Font Size:

But my mind was anything but calm.

The Priestess gambit had bought us time. Nothing more. I’d seen the way the elders looked at me after Mabyn’s retreat. It wasn’t with awe, as I’d hoped, but with calculation.

They were weighing the political cost of keeping me against the political cost of casting me out. Running the numbers. Assessing the risk.

And I was a significant risk.

A death-touched creature in their midst. A girl who had cracked their mirrors and befriended their dead.

A human bride who wasn’t human at all, who couldn’t give them the heirs they wanted, who might drain their king dry if he let her close enough.

I understood their fear. I’d lived with it for three months. The terror of being wrong, of being discovered, of being cast out into a world that had no place for things like me.

But understanding didn’t make the waiting easier.

The hours crawled past.

I sat by the fire and let the heat wash over me, testing whether the blood tether had changed my relationship to warmth. It had, slightly. The flames didn’t hurt anymore. They felt... neutral. Neither comfort nor pain.

I missed the cold. Missed the way it had wrapped around me.

The blood tether had taken that from me, had made me something in between. Not dead enough to find peace in the chill, not alive enough to find comfort in the heat.

I was suspended, waiting, neither one thing nor the other.

Lowen found me by the fire. He’d been sleeping in a patch of weak sunlight near the window, his patchy fur catching the light, but now he padded across the floor and leaped into my lap.

I scratched behind his ears. His purr rattled through my chest.

“They’re going to send me away,” I told him. “You know that, don’t you? The elders. They’ll decide I’m too dangerous, too strange, too much of a liability. And then what happens to you?”

The door opened.

I looked up, expecting Cador. Expecting news, good or bad, delivered in that low voice that had become the center of my shrinking world.

Instead, I saw Morveth.

The old priestess stood in the doorway, her silver hair loose around her shoulders, her black robes hanging from a frame that seemed thinner than when I’d arrived.

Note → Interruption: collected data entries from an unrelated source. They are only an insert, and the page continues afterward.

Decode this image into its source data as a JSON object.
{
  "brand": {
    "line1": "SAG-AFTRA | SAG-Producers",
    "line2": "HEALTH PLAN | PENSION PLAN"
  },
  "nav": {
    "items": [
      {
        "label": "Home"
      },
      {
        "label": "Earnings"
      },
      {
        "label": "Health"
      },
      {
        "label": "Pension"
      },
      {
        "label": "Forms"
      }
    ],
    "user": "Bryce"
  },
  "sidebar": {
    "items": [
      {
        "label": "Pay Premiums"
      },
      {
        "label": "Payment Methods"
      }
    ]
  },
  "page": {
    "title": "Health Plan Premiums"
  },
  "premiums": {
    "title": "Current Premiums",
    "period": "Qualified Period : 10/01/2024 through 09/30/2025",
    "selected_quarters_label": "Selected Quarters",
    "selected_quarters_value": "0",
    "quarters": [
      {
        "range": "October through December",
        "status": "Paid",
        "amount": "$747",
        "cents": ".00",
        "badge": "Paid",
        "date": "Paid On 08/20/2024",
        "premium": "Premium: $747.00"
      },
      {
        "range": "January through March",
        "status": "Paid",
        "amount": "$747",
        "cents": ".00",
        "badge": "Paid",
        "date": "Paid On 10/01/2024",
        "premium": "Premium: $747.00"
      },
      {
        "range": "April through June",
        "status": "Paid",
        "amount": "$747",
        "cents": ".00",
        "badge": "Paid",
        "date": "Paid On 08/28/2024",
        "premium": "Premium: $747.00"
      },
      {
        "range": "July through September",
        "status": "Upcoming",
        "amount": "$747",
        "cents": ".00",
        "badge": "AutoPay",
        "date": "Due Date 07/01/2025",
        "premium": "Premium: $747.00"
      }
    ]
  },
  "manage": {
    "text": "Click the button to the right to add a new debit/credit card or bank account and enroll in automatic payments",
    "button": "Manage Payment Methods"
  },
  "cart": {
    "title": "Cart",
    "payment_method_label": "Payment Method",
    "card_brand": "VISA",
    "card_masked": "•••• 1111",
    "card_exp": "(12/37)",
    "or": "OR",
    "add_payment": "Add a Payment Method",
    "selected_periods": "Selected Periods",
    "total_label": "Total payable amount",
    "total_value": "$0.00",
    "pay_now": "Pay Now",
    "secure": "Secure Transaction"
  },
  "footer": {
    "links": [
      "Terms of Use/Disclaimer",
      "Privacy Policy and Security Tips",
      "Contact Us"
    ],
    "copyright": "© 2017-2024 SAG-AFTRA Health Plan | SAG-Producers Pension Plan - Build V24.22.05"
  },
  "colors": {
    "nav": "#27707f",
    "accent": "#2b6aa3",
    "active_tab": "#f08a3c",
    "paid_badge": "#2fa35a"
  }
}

Her filmed eyes found me across the room, and something in her expression made Lowen’s purr stutter and die.

“Come,” she said. “The King requests your presence.”

Requests, not summons. A small distinction, but I noticed it.

I set Lowen on the floor. Rose from my chair. I brushed invisible dust from the wool.

“The council meeting,” I said. “Is it finished?”

Morveth’s lips thinned. “That depends on you.”

She turned and walked away, her robes whispering against the stone. I followed.

The war room smelled of damp earth and archaic dust. The air was heavy here, still and suffocating, as if the mountain itself were holding its breath. The walls were covered in maps. Old maps, their edges yellowed and curling, their ink faded to brown.

Maps of territories that no longer existed, of kingdoms that had crumbled, of trade routes that had been swallowed by the Shift.

The elders stood in a loose semicircle at the far end of the room. Six of them, as I’d counted from the window. Four men and two women, all of them old, all of them watching me withexpressions that ranged from hostility to fear to something that might have been pity.